Cellulose and hemicellulose degradation involve glycosyl hydrolases (GH). The most common cellulolytic protein families (GH1, GH3, GH5, GH6, GH8, GH9, GH12, GH45, GH48, GH51 and GH74) [78] and cellulose-binding motifs (CBM1, CBM2, CBM3, CBM6, CBM8, CBM30 and CBM44) [78,79] were searched in PFAM annotations. In addition, the most common hemicellulolytic families (GH2, GH10, GH11, GH16, GH26, GH30, GH31, GH39, GH42, GH43 and GH53) [79] were searched in the PFAM database. Lytic polysaccharide monooxygenases (LPMO) [79] were also identified using PFAM to investigate the simultaneous deconstruction of cellulose and hemicellulose.
During the degradation of refractory and labile material by exoenzymes, microbes produce a complex mix of particulate and dissolved organic carbon. The use of this mix is mediated by a vast diversity of transporter systems [37]. The typical transporters associated to lignin degradation (MFS transporter, AAHS family, ABC transporters, MHS family, ITS superfamily and TRAP transporter) were searched with Diamond (v.0.9.22) [72], using query coverage ≥ 50%, protein identity ≥ 40% and e-value ≤ 1e–5 and a reference dataset [36].

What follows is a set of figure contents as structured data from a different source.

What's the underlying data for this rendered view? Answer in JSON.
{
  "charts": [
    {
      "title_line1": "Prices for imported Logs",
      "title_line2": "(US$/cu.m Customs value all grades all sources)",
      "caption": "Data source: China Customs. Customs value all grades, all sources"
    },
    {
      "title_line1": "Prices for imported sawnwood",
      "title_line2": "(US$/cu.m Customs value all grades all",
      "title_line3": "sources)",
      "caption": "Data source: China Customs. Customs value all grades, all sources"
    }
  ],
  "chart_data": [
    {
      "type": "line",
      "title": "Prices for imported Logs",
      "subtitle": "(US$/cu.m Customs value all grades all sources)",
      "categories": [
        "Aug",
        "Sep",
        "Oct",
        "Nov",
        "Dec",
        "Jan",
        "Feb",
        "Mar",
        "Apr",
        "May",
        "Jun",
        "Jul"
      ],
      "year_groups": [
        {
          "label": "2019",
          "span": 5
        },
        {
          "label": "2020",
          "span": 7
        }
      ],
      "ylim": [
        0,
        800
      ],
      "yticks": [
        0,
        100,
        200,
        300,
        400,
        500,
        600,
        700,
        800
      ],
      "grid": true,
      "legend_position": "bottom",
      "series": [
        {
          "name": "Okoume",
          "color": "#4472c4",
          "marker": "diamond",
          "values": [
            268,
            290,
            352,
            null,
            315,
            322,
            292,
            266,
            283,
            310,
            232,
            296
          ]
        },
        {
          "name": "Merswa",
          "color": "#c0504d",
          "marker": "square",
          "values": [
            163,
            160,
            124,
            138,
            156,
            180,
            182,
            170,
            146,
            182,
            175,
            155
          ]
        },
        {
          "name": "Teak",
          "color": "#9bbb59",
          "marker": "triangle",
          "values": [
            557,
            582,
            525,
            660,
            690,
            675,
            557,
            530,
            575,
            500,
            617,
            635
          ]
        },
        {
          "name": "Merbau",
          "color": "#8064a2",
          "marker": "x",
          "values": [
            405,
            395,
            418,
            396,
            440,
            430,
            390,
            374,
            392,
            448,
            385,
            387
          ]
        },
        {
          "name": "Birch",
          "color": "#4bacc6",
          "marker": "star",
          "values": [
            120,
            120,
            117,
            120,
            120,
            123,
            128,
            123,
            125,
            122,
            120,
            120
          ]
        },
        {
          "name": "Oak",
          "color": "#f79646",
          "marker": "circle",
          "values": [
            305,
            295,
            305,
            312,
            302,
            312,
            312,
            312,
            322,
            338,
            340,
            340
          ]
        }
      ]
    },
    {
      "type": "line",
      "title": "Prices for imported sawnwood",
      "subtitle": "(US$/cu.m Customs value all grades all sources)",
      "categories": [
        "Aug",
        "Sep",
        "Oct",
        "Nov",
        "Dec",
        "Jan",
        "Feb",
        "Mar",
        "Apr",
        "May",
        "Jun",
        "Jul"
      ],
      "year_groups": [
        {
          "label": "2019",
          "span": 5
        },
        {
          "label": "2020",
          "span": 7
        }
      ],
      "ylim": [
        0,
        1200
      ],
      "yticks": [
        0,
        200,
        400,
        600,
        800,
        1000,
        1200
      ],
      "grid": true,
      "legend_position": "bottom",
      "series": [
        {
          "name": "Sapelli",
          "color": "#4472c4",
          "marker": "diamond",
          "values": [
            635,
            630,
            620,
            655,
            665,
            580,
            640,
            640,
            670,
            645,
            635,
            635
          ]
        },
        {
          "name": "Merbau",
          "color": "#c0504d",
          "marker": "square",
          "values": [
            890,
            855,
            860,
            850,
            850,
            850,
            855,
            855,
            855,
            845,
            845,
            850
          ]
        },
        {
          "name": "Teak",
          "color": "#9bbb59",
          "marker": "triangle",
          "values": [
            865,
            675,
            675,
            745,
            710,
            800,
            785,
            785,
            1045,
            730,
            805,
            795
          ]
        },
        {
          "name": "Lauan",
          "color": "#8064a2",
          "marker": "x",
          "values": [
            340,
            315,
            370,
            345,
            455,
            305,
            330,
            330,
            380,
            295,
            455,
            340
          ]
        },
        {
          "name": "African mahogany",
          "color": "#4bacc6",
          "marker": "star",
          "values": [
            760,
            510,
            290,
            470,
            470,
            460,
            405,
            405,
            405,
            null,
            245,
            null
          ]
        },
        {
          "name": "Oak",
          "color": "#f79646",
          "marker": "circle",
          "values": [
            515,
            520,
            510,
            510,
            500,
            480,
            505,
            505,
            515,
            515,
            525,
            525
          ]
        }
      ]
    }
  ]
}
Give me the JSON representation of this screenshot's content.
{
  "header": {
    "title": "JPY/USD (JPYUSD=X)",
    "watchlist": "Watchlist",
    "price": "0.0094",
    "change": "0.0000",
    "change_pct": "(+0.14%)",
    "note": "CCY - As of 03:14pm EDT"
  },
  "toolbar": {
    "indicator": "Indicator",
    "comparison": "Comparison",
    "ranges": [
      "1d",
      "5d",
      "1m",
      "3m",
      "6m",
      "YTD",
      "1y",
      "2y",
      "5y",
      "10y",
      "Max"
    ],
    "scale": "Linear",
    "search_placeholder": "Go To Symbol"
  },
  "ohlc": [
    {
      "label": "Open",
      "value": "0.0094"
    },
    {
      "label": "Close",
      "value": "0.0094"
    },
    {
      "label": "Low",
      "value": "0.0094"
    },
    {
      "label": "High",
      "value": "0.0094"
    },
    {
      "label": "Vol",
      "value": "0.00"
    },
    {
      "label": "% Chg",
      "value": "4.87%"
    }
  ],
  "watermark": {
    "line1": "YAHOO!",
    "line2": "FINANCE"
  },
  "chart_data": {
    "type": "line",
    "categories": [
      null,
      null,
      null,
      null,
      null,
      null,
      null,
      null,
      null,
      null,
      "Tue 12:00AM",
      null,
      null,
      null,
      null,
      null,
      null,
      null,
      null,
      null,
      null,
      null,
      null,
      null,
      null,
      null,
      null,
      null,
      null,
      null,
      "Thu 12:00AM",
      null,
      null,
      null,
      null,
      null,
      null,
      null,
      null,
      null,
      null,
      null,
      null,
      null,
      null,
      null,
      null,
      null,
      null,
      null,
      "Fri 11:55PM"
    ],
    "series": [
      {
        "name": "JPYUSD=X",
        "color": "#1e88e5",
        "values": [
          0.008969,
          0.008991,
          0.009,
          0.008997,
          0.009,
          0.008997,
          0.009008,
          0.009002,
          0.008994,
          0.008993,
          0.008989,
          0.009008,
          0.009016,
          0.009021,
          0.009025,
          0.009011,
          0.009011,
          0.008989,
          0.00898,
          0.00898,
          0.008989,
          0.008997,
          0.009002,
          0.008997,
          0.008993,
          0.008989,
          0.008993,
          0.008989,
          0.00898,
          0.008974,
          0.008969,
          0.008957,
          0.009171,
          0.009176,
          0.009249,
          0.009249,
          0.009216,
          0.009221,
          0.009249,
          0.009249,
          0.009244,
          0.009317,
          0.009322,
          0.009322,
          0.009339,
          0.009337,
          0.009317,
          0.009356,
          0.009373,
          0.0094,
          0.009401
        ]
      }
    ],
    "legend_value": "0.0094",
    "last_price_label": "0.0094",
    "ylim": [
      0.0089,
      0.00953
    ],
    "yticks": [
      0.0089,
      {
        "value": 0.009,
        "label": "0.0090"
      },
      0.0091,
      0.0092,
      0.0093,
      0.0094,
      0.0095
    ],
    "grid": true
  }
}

Similarly to the fate of hemi-/cellulose degradation byproducts, lignin degradation ends up in the production of 4-carboxy–4hydroxy–2-oxoadipate, which is converted into pyruvate or oxaloacetate, both substrates of the tricarboxylic acid cycle (TCA) [36]. Recently, several substrate binding proteins (TctC) belonging to the tripartite tricarboxylate transporter (TTT) system were associated to the transport of TeOM degradation byproducts, like adipate [39] and terephthalate [40]. To investigate the metabolism of these compounds, and the possible link between the TTT system and lignin/cellulose degradation, the protein families TctA (PF01970), TctB (PF07331) and TctC (PF03401) were searched in PFAM.
The genes found using the above-mentioned strategy were submitted to PSORT v.3.0 [80], to determine the protein subcellular localization (cytoplasm, secreted to the outside, inner membrane, periplasm, or outer membrane). We carried out predictions in the three possible taxa (Gram negative, Gram positive and Archaea), and the best score was used to determine the subcellular localization. Genes assigned to an “unknown” location, as well as those with a wrong assignment were eliminated (for example, genes known to work in extracellular space that were assigned to the cytoplasmic membrane).
The total amount of TeOM degradation genes found per function (lignin oxidation, transport, hemi-/cellulose degradation and lignin-derived aromatic compounds metabolism) in each section of the river, were normalized by the total gene counts per metagenome. Subsequently, correlograms were produced using Pearson’s correlation coefficients with the R packages Corrplot [81] and RColorBrewer [82]. The linear geographic distance of each metagenome to the Amazon River source (i.e. Mantaro River, Peru, 10° 43′ 55″ S / 76° 38′ 52″ W), was also used in this analysis to infer changes in gene count along the Amazon River course. Geographic distance was calculated with the R package Fields [83].